An early closure of the Paytm-Raheja QBE deal that was announced nearly a year ago is crucial for the
Paytm IPO slated for November this year.
The current proposal to lend up to Rs 740 crore, or around $100 million, to two of Sharma’s companies where he is a director—VSS Holdings and VSS Investco—is expected to help seal the deal sooner, said the people cited above. “The nearly $100 million debt will provide liquidity to Sharma to actually pay for the acquisition,” said one person in the know of the matter.
‘Multiple Restructuring Options’
“They (Paytm and its founder) are also exploring multiple restructuring options to stitch up this deal so it can get IRDA approval sooner,” said the person cited earlier.
“The full loan is for the insurance deal,” another person added.
Paytm declined to comment. An email sent to Raheja QBE did not elicit any response.
Paytm shareholders, who were informed about the loan proposal on June 5, will vote on it during the annual general meeting (AGM) on June 30. The AGM notice did not specify the purpose for which the capital was being loaned to Sharma.
Business daily Mint was the first to report the loan proposal in the AGM notice.
The Paytm-Raheja QBE deal, which is awaiting regulatory approval by the Insurance Regulatory and Development Authority of India (IRDA), will be routed through Paytm subsidiary QorQl—a joint venture of Sharma (51%) and One97 Communications (49%).
A part of the loan will also be used in the insurance business, sources added.
Regulators are closely scrutinising the ownership structure of Indian entities in banking and financial services, given recent geopolitical developments, people said.
Sharma owns close to 15% in One97, according to its
latest annual report for FY21. In 2016, he sold around 1% of his holding in One97 Communications to finance his holding in Paytm Payments Bank. Sharma is the majority shareholder of the payments bank, with 51% stake —necessary for regulatory clearance—while the rest is owned by One97 and its units.
Loan Arrangements
According to the details in the AGM notice, a copy of which has been reviewed by ET, Paytm will offer an inter-corporate deposit/loan of close to $34 million to VSS Investco in one or more tranches. Sharma will have to pay this back in 12 months or before the IPO, and the interest rate for this loan is 15%.
“Vijay Shekhar Sharma to raise external funding or sell his shares in the company for repayment of the loan borrowed from the company,” the notice said.

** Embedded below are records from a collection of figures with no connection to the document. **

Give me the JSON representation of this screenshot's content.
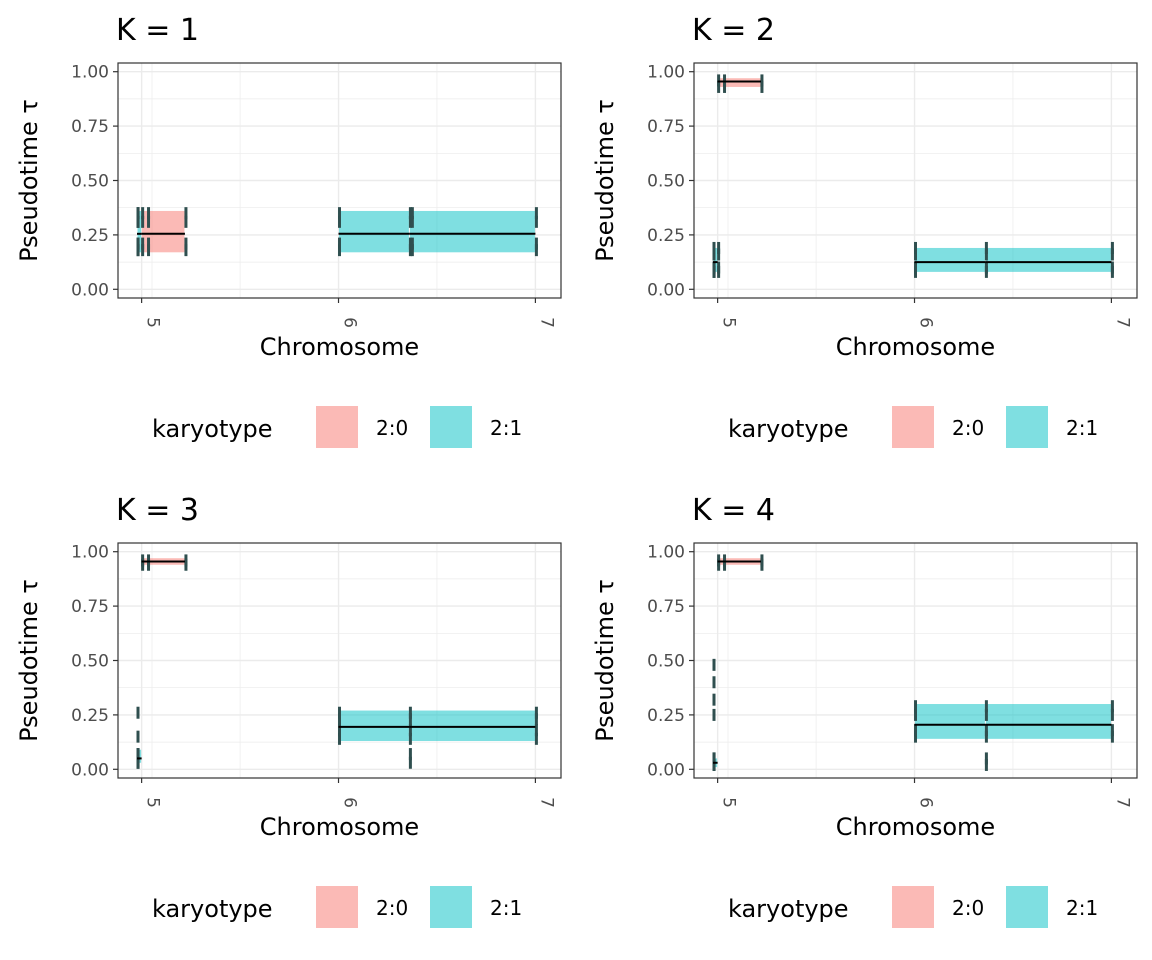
{
  "colors": {
    "k20": "#f8766d",
    "k21": "#00bfc4",
    "segment": "#2f4f4f",
    "median": "#000000"
  },
  "chart_data": [
    {
      "type": "bar",
      "title": "K = 1",
      "xlabel": "Chromosome",
      "ylabel": "Pseudotime τ",
      "ylim": [
        -0.04,
        1.04
      ],
      "xlim": [
        4.88,
        7.13
      ],
      "x_ticks": [
        "5",
        "6",
        "7"
      ],
      "x_tick_values": [
        5.0,
        6.0,
        7.0
      ],
      "y_ticks": [
        "0.00",
        "0.25",
        "0.50",
        "0.75",
        "1.00"
      ],
      "legend": {
        "title": "karyotype",
        "position": "bottom",
        "entries": [
          {
            "label": "2:0",
            "key": "k20"
          },
          {
            "label": "2:1",
            "key": "k21"
          }
        ]
      },
      "grid": true,
      "rects": [
        {
          "x0": 4.0,
          "x1": 5.0,
          "karyotype": "2:1",
          "lo": 0.17,
          "hi": 0.36,
          "median": 0.255
        },
        {
          "x0": 5.0,
          "x1": 5.22,
          "karyotype": "2:0",
          "lo": 0.17,
          "hi": 0.36,
          "median": 0.255
        },
        {
          "x0": 6.0,
          "x1": 6.36,
          "karyotype": "2:1",
          "lo": 0.17,
          "hi": 0.36,
          "median": 0.255
        },
        {
          "x0": 6.36,
          "x1": 7.0,
          "karyotype": "2:1",
          "lo": 0.17,
          "hi": 0.36,
          "median": 0.255
        }
      ],
      "ticks": [
        {
          "x": 4.0,
          "values": [
            0.18,
            0.21,
            0.31,
            0.35
          ]
        },
        {
          "x": 4.02,
          "values": [
            0.18,
            0.21,
            0.31,
            0.35
          ]
        },
        {
          "x": 5.0,
          "values": [
            0.18,
            0.21,
            0.31,
            0.35
          ]
        },
        {
          "x": 5.03,
          "values": [
            0.18,
            0.21,
            0.31,
            0.35
          ]
        },
        {
          "x": 5.22,
          "values": [
            0.18,
            0.21,
            0.31,
            0.35
          ]
        },
        {
          "x": 6.0,
          "values": [
            0.18,
            0.21,
            0.31,
            0.35
          ]
        },
        {
          "x": 6.36,
          "values": [
            0.18,
            0.21,
            0.31,
            0.35
          ]
        },
        {
          "x": 6.37,
          "values": [
            0.18,
            0.21,
            0.31,
            0.35
          ]
        },
        {
          "x": 7.0,
          "values": [
            0.18,
            0.21,
            0.31,
            0.35
          ]
        }
      ]
    },
    {
      "type": "bar",
      "title": "K = 2",
      "xlabel": "Chromosome",
      "ylabel": "Pseudotime τ",
      "ylim": [
        -0.04,
        1.04
      ],
      "xlim": [
        4.88,
        7.13
      ],
      "x_ticks": [
        "5",
        "6",
        "7"
      ],
      "x_tick_values": [
        5.0,
        6.0,
        7.0
      ],
      "y_ticks": [
        "0.00",
        "0.25",
        "0.50",
        "0.75",
        "1.00"
      ],
      "legend": {
        "title": "karyotype",
        "position": "bottom",
        "entries": [
          {
            "label": "2:0",
            "key": "k20"
          },
          {
            "label": "2:1",
            "key": "k21"
          }
        ]
      },
      "grid": true,
      "rects": [
        {
          "x0": 4.0,
          "x1": 5.0,
          "karyotype": "2:1",
          "lo": 0.08,
          "hi": 0.19,
          "median": 0.125
        },
        {
          "x0": 5.0,
          "x1": 5.22,
          "karyotype": "2:0",
          "lo": 0.93,
          "hi": 0.97,
          "median": 0.955
        },
        {
          "x0": 6.0,
          "x1": 6.36,
          "karyotype": "2:1",
          "lo": 0.08,
          "hi": 0.19,
          "median": 0.125
        },
        {
          "x0": 6.36,
          "x1": 7.0,
          "karyotype": "2:1",
          "lo": 0.08,
          "hi": 0.19,
          "median": 0.125
        }
      ],
      "ticks": [
        {
          "x": 4.0,
          "values": [
            0.08,
            0.1,
            0.16,
            0.19
          ]
        },
        {
          "x": 4.02,
          "values": [
            0.08,
            0.1
          ]
        },
        {
          "x": 5.0,
          "values": [
            0.08,
            0.1,
            0.16,
            0.19,
            0.93,
            0.96
          ]
        },
        {
          "x": 5.03,
          "values": [
            0.93,
            0.96
          ]
        },
        {
          "x": 5.22,
          "values": [
            0.93,
            0.96
          ]
        },
        {
          "x": 6.0,
          "values": [
            0.08,
            0.1,
            0.16,
            0.19
          ]
        },
        {
          "x": 6.36,
          "values": [
            0.08,
            0.1,
            0.16,
            0.19
          ]
        },
        {
          "x": 7.0,
          "values": [
            0.08,
            0.1,
            0.16,
            0.19
          ]
        }
      ]
    },
    {
      "type": "bar",
      "title": "K = 3",
      "xlabel": "Chromosome",
      "ylabel": "Pseudotime τ",
      "ylim": [
        -0.04,
        1.04
      ],
      "xlim": [
        4.88,
        7.13
      ],
      "x_ticks": [
        "5",
        "6",
        "7"
      ],
      "x_tick_values": [
        5.0,
        6.0,
        7.0
      ],
      "y_ticks": [
        "0.00",
        "0.25",
        "0.50",
        "0.75",
        "1.00"
      ],
      "legend": {
        "title": "karyotype",
        "position": "bottom",
        "entries": [
          {
            "label": "2:0",
            "key": "k20"
          },
          {
            "label": "2:1",
            "key": "k21"
          }
        ]
      },
      "grid": true,
      "rects": [
        {
          "x0": 4.0,
          "x1": 5.0,
          "karyotype": "2:1",
          "lo": 0.03,
          "hi": 0.09,
          "median": 0.05
        },
        {
          "x0": 5.0,
          "x1": 5.22,
          "karyotype": "2:0",
          "lo": 0.94,
          "hi": 0.97,
          "median": 0.955
        },
        {
          "x0": 6.0,
          "x1": 6.36,
          "karyotype": "2:1",
          "lo": 0.13,
          "hi": 0.27,
          "median": 0.195
        },
        {
          "x0": 6.36,
          "x1": 7.0,
          "karyotype": "2:1",
          "lo": 0.13,
          "hi": 0.27,
          "median": 0.195
        }
      ],
      "ticks": [
        {
          "x": 4.0,
          "values": [
            0.03,
            0.07,
            0.15,
            0.26
          ]
        },
        {
          "x": 4.02,
          "values": [
            0.03,
            0.07
          ]
        },
        {
          "x": 5.0,
          "values": [
            0.94,
            0.96
          ]
        },
        {
          "x": 5.03,
          "values": [
            0.94,
            0.96
          ]
        },
        {
          "x": 5.22,
          "values": [
            0.94,
            0.96
          ]
        },
        {
          "x": 6.0,
          "values": [
            0.14,
            0.18,
            0.23,
            0.26
          ]
        },
        {
          "x": 6.36,
          "values": [
            0.03,
            0.07,
            0.14,
            0.18,
            0.23,
            0.26
          ]
        },
        {
          "x": 7.0,
          "values": [
            0.14,
            0.18,
            0.23,
            0.26
          ]
        }
      ]
    },
    {
      "type": "bar",
      "title": "K = 4",
      "xlabel": "Chromosome",
      "ylabel": "Pseudotime τ",
      "ylim": [
        -0.04,
        1.04
      ],
      "xlim": [
        4.88,
        7.13
      ],
      "x_ticks": [
        "5",
        "6",
        "7"
      ],
      "x_tick_values": [
        5.0,
        6.0,
        7.0
      ],
      "y_ticks": [
        "0.00",
        "0.25",
        "0.50",
        "0.75",
        "1.00"
      ],
      "legend": {
        "title": "karyotype",
        "position": "bottom",
        "entries": [
          {
            "label": "2:0",
            "key": "k20"
          },
          {
            "label": "2:1",
            "key": "k21"
          }
        ]
      },
      "grid": true,
      "rects": [
        {
          "x0": 4.0,
          "x1": 5.0,
          "karyotype": "2:1",
          "lo": 0.01,
          "hi": 0.05,
          "median": 0.03
        },
        {
          "x0": 5.0,
          "x1": 5.22,
          "karyotype": "2:0",
          "lo": 0.94,
          "hi": 0.97,
          "median": 0.955
        },
        {
          "x0": 6.0,
          "x1": 6.36,
          "karyotype": "2:1",
          "lo": 0.14,
          "hi": 0.3,
          "median": 0.205
        },
        {
          "x0": 6.36,
          "x1": 7.0,
          "karyotype": "2:1",
          "lo": 0.14,
          "hi": 0.3,
          "median": 0.205
        }
      ],
      "ticks": [
        {
          "x": 4.0,
          "values": [
            0.02,
            0.05,
            0.25,
            0.32,
            0.4,
            0.48
          ]
        },
        {
          "x": 4.02,
          "values": [
            0.02,
            0.05
          ]
        },
        {
          "x": 5.0,
          "values": [
            0.94,
            0.96
          ]
        },
        {
          "x": 5.03,
          "values": [
            0.94,
            0.96
          ]
        },
        {
          "x": 5.22,
          "values": [
            0.94,
            0.96
          ]
        },
        {
          "x": 6.0,
          "values": [
            0.15,
            0.18,
            0.25,
            0.29
          ]
        },
        {
          "x": 6.36,
          "values": [
            0.02,
            0.05,
            0.15,
            0.18,
            0.25,
            0.29
          ]
        },
        {
          "x": 7.0,
          "values": [
            0.15,
            0.18,
            0.25,
            0.29
          ]
        }
      ]
    }
  ]
}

The other company involved is VSS Holdco. Paytm will subscribe to optionally convertible debentures of VSS Holdco worth over $66 million, of 10 years tenure at an interest rate of 15%. Paytm will end up owing 96% in this firm when the debentures are converted into shares.
Paytm IPO Plans
For Paytm, this major pivot to a full-fledged financial services provider, from being a digital wallet firm, will be critical to its
ambitions for a public listing. Insurance is one of the big bets for Paytm as it looks to scale its financial services portfolio. The company needs to close the pending deals and secure all clearances before the November initial public offer (IPO).
ET reported on June 8 that Paytm’s parent firm has told its shareholders
it is contemplating a mix of fresh issuance of shares along with an offer for sale for shareholders in the proposed IPO. This was the first time the company officially spoke of its IPO plan.
ET last week
reported that Paytm clocked Rs 2,802 crore in consolidated revenue from operations for the FY21, a drop of 14% year-on-year. Its losses went down to Rs 1,701 crore, from Rs 2,942 crore, a significant drop of 42%. The audited financial figures are yet to be filed with the Registrar of Companies. ET had sourced the annual report independently.